Le live du lancement tel qu’il était présenté sur le site d’Arianespace
La trajectoire est nominale
Après ce qu’on hésite toujours à qualifier d’échec partiel en janvier, ce vol était particulièrement scruté de par le monde. La réponse (intelligente) d’Arianegroup et d’Arianespace a été de procéder exactement comme pour n’importe quelle autre campagne, avec l’ajout de deux semaines pour gérer quelques changements de procédures de vérification. Même s’il a toujours l’air de tousser à l’allumage, le moteur Vulcain 2 est correctement monté en puissance dans les 7 secondes suivant le T-0 avant que les deux boosters auxiliaires EAP ne se mettent à feu à leur tour. Pour ce 98è décollage d’Ariane 5 depuis sa mise en service en 1996, le lanceur s’est comporté exactement comme prévu. En consommant à chaque seconde 5 tonnes de carburant (les boosters en brûlent la grande majorité, l’étage central 300kg/s), la fusée part très vite à l’assaut du ciel, passant Mach 1 en à peine une minute, et Max-Q en 1min14s. Les boosters terminent leur action à T+2m21s, suivis par la coiffe lorsque le lanceur passe les 100km d’altitude, avant que l’étage principal ne s’arrête à T+8m54s. A partir de là, puisque le second étage cryotechnique s’est allumé et que la télémétrie continuait d’arriver à la station de contrôle, beaucoup au sein du centre de contrôle ont recommencé à respirer.

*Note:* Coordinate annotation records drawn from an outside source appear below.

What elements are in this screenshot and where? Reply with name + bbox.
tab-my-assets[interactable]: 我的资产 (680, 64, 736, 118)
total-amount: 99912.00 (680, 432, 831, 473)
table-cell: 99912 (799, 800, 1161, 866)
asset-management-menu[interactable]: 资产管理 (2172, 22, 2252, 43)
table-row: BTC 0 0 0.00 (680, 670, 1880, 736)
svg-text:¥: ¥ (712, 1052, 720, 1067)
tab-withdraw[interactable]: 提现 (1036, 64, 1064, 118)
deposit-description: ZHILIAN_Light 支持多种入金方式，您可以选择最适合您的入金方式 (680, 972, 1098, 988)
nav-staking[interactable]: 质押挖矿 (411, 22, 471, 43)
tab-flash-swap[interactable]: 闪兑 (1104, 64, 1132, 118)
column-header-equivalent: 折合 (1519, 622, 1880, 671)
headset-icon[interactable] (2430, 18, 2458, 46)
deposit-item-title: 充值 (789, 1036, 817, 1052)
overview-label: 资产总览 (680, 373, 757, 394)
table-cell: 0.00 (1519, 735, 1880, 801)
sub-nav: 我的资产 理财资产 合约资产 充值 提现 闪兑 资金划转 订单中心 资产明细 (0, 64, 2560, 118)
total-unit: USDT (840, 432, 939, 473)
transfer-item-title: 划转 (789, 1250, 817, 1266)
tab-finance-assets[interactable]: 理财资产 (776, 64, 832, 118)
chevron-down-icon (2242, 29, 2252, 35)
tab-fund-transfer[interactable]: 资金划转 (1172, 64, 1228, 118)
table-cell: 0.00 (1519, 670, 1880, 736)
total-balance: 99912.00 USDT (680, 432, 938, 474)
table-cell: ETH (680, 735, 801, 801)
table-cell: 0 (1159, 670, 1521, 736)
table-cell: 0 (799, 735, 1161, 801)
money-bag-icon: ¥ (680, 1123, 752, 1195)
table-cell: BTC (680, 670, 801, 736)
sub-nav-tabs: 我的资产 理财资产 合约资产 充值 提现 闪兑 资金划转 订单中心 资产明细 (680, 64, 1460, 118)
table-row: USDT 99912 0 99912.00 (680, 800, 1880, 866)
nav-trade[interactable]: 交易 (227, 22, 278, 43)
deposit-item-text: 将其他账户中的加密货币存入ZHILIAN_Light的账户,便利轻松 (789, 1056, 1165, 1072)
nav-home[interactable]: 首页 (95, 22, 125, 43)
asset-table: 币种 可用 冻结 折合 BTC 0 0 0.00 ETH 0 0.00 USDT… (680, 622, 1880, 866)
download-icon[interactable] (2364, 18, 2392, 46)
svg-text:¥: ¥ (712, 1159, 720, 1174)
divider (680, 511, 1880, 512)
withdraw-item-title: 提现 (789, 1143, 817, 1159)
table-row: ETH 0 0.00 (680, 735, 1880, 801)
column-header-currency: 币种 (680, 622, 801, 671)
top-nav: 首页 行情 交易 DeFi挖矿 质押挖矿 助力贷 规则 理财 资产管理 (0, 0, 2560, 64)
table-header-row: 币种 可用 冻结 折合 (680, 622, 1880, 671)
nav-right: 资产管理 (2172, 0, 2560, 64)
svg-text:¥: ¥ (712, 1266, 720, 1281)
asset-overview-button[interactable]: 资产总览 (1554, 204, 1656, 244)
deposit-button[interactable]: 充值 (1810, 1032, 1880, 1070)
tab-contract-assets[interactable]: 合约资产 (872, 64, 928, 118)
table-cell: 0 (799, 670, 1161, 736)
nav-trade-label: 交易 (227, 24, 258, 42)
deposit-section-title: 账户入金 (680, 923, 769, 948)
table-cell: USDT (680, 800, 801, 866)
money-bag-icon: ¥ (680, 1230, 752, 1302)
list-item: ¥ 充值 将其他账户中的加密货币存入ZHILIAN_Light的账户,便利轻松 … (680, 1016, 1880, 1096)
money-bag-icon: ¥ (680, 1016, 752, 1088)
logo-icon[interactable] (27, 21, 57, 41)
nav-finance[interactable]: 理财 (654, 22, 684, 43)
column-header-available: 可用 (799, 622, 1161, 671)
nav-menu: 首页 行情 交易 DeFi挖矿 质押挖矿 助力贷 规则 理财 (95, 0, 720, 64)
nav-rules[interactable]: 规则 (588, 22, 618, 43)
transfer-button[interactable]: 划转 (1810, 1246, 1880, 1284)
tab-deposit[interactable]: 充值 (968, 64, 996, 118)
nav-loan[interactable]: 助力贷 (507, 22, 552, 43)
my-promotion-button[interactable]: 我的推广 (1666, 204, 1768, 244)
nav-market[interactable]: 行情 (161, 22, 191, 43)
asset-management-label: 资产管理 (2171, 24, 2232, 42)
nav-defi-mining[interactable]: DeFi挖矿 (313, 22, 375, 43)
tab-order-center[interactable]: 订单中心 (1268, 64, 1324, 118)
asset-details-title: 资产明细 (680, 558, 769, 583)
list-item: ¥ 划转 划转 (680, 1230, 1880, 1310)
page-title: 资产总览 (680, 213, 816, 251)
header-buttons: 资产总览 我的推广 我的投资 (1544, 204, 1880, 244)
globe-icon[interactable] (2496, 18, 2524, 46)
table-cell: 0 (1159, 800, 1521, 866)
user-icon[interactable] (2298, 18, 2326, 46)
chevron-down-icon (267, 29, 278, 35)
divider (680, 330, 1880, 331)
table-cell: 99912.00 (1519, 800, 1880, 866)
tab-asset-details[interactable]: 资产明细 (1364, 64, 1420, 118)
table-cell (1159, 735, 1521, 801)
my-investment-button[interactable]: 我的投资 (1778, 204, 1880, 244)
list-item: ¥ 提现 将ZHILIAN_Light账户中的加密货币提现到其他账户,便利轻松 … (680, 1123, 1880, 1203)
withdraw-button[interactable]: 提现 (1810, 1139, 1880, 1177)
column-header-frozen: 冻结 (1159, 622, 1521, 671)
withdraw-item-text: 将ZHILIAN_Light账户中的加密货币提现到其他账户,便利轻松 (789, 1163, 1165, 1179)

Ariane 5 décolle pour la 98è fois. Quelle aventure!
Crédits Arianespace
Après 25 minutes de vol (et 8 secondes, c’est important), la fusée avait atteint son orbite de transfert géostationnaire GTO à 250*35786km d’altitude. Au moins pour la propulsion, il n’y avait plus de doutes! La dernière partie n’a jamais posé de problème à Arianespace et la séparation d’abord de DSN-1 (plus lourd) puis de Hylas-4 précédé par le système d’adaptation SYLDA ont été réussis dans les minutes suivantes. Le vol a été constellé de petites vidéos de promotion pour les différents acteurs, y compris et c’était une source de sourires, plusieurs clips consacrés à DSN-1, lequel étant sous statut militaire pour les japonais, n’était jamais montré. Il n’est apparu que dans de très rares animations « standards » qui ne reprenaient que globalement la forme d’un satellite de communication. Pour en revenir aux clients, ils étaient tous très satisfaits. Mais c’est dommage, aucun n’en a profité pour annoncer de nouveau contrat (même si Avanti est un partenaire de longue date) comme ce fut parfois le cas dans le passé: c’est encore la crise des satellites géostationnaires!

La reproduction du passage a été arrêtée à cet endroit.